En général, je n'ai pas l'impression que des procédures soient lancées sciemment pour en tirer ensuite un avantage. Si nous constatons qu'il y a des abus liés au retardement, notamment si le renvoi est repoussé plusieurs fois, nous fixons des limites et convoquons les personnes concernées. Aussi, les contestations de résiliation sont une tout autre priorité: nous les privilégions toujours.

Que peuvent faire les locataires et les bailleurs pour désengorger les offices de conciliation?

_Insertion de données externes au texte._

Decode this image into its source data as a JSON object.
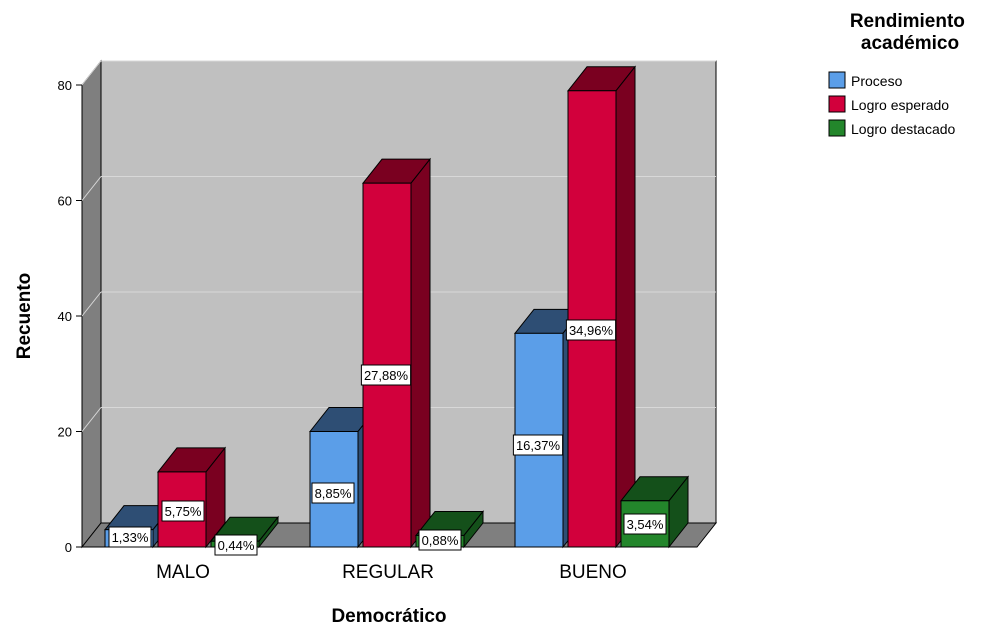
{
  "chart_data": {
    "type": "bar",
    "xlabel": "Democrático",
    "ylabel": "Recuento",
    "ylim": [
      0,
      80
    ],
    "yticks": [
      "0",
      "20",
      "40",
      "60",
      "80"
    ],
    "categories": [
      "MALO",
      "REGULAR",
      "BUENO"
    ],
    "legend_title": "Rendimiento académico",
    "legend_position": "top-right",
    "grid": true,
    "series": [
      {
        "name": "Proceso",
        "color": "#5b9ee8",
        "side_color": "#2e4e74",
        "values": [
          3,
          20,
          37
        ],
        "labels": [
          "1,33%",
          "8,85%",
          "16,37%"
        ]
      },
      {
        "name": "Logro esperado",
        "color": "#d2003c",
        "side_color": "#7a0020",
        "values": [
          13,
          63,
          79
        ],
        "labels": [
          "5,75%",
          "27,88%",
          "34,96%"
        ]
      },
      {
        "name": "Logro destacado",
        "color": "#23862b",
        "side_color": "#14501a",
        "values": [
          1,
          2,
          8
        ],
        "labels": [
          "0,44%",
          "0,88%",
          "3,54%"
        ]
      }
    ]
  }
}
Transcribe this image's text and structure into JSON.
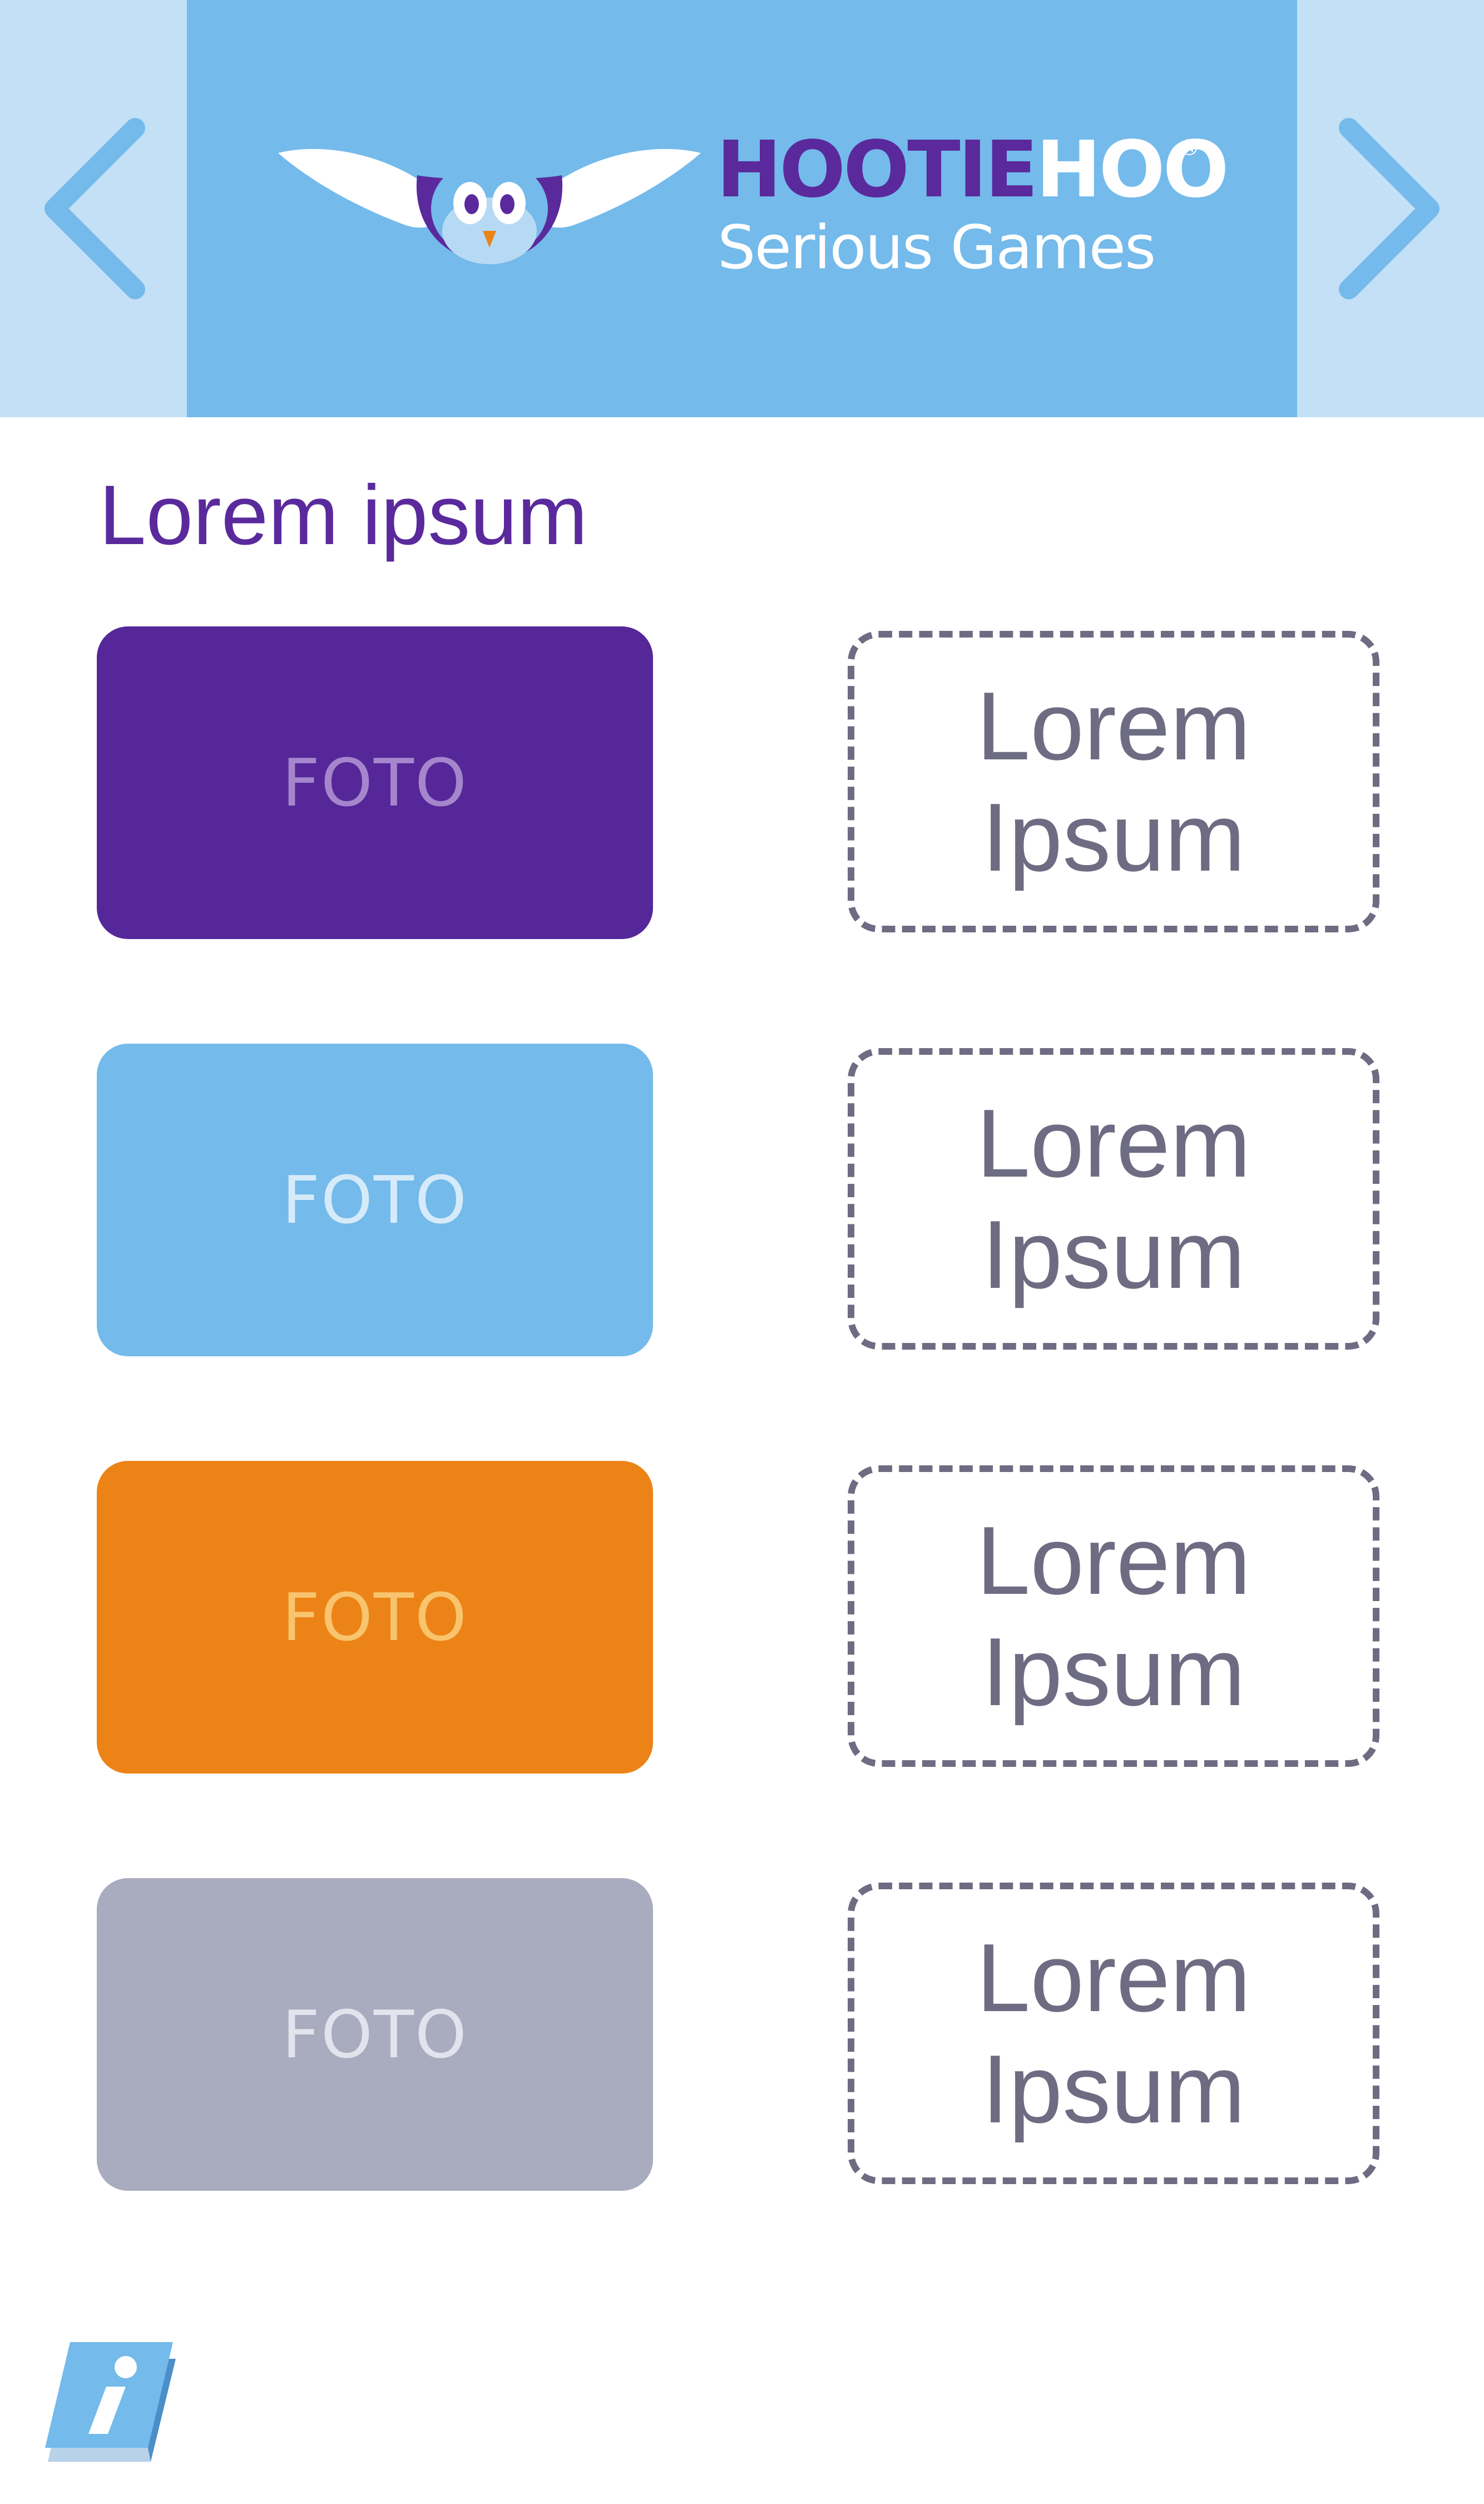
{
  "header": {
    "brand_part1": "HOOTIE",
    "brand_part2": "HOO",
    "brand_registered": "®",
    "brand_subtitle": "Serious Games",
    "prev_icon": "chevron-left-icon",
    "next_icon": "chevron-right-icon",
    "logo_icon": "owl-logo"
  },
  "main": {
    "title": "Lorem ipsum",
    "rows": [
      {
        "photo_label": "FOTO",
        "photo_color": "#552799",
        "text_line1": "Lorem",
        "text_line2": "Ipsum"
      },
      {
        "photo_label": "FOTO",
        "photo_color": "#74baeb",
        "text_line1": "Lorem",
        "text_line2": "Ipsum"
      },
      {
        "photo_label": "FOTO",
        "photo_color": "#ec8316",
        "text_line1": "Lorem",
        "text_line2": "Ipsum"
      },
      {
        "photo_label": "FOTO",
        "photo_color": "#a9abbe",
        "text_line1": "Lorem",
        "text_line2": "Ipsum"
      }
    ]
  },
  "footer": {
    "info_icon": "info-book-icon"
  },
  "colors": {
    "header_side": "#c4e0f6",
    "header_center": "#74baeb",
    "brand_purple": "#5a2a9c",
    "dashed_border": "#6e6c82",
    "info_blue": "#74baeb"
  }
}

Tout d'abord, il faut être patient. Nous avons énormément de cas à traiter en ce moment, et forcément, cela prend du temps. Le délai est long, ne serait-ce que pour recevoir une confirmation que votre demande a été reçue. Il faut le comprendre et s'y préparer.

Et sinon?
Nous avons souvent des cas où les parties se mettent d'accord quelques jours avant l'audience de conciliation. C'est en principe une bonne chose, mais cela ne nous soulage malheureusement pas. Le cas est alors déjà analysé, l'audience préparée et le temps trop court pour en fixer une nouvelle entrevue à ce moment-là. La commission de conciliation est ainsi bloquée. Si les parties se réunissaient et discutaient dès le début de la procédure, trois ou quatre mois avant l'audience, cela nous éviterait de tels scénarios.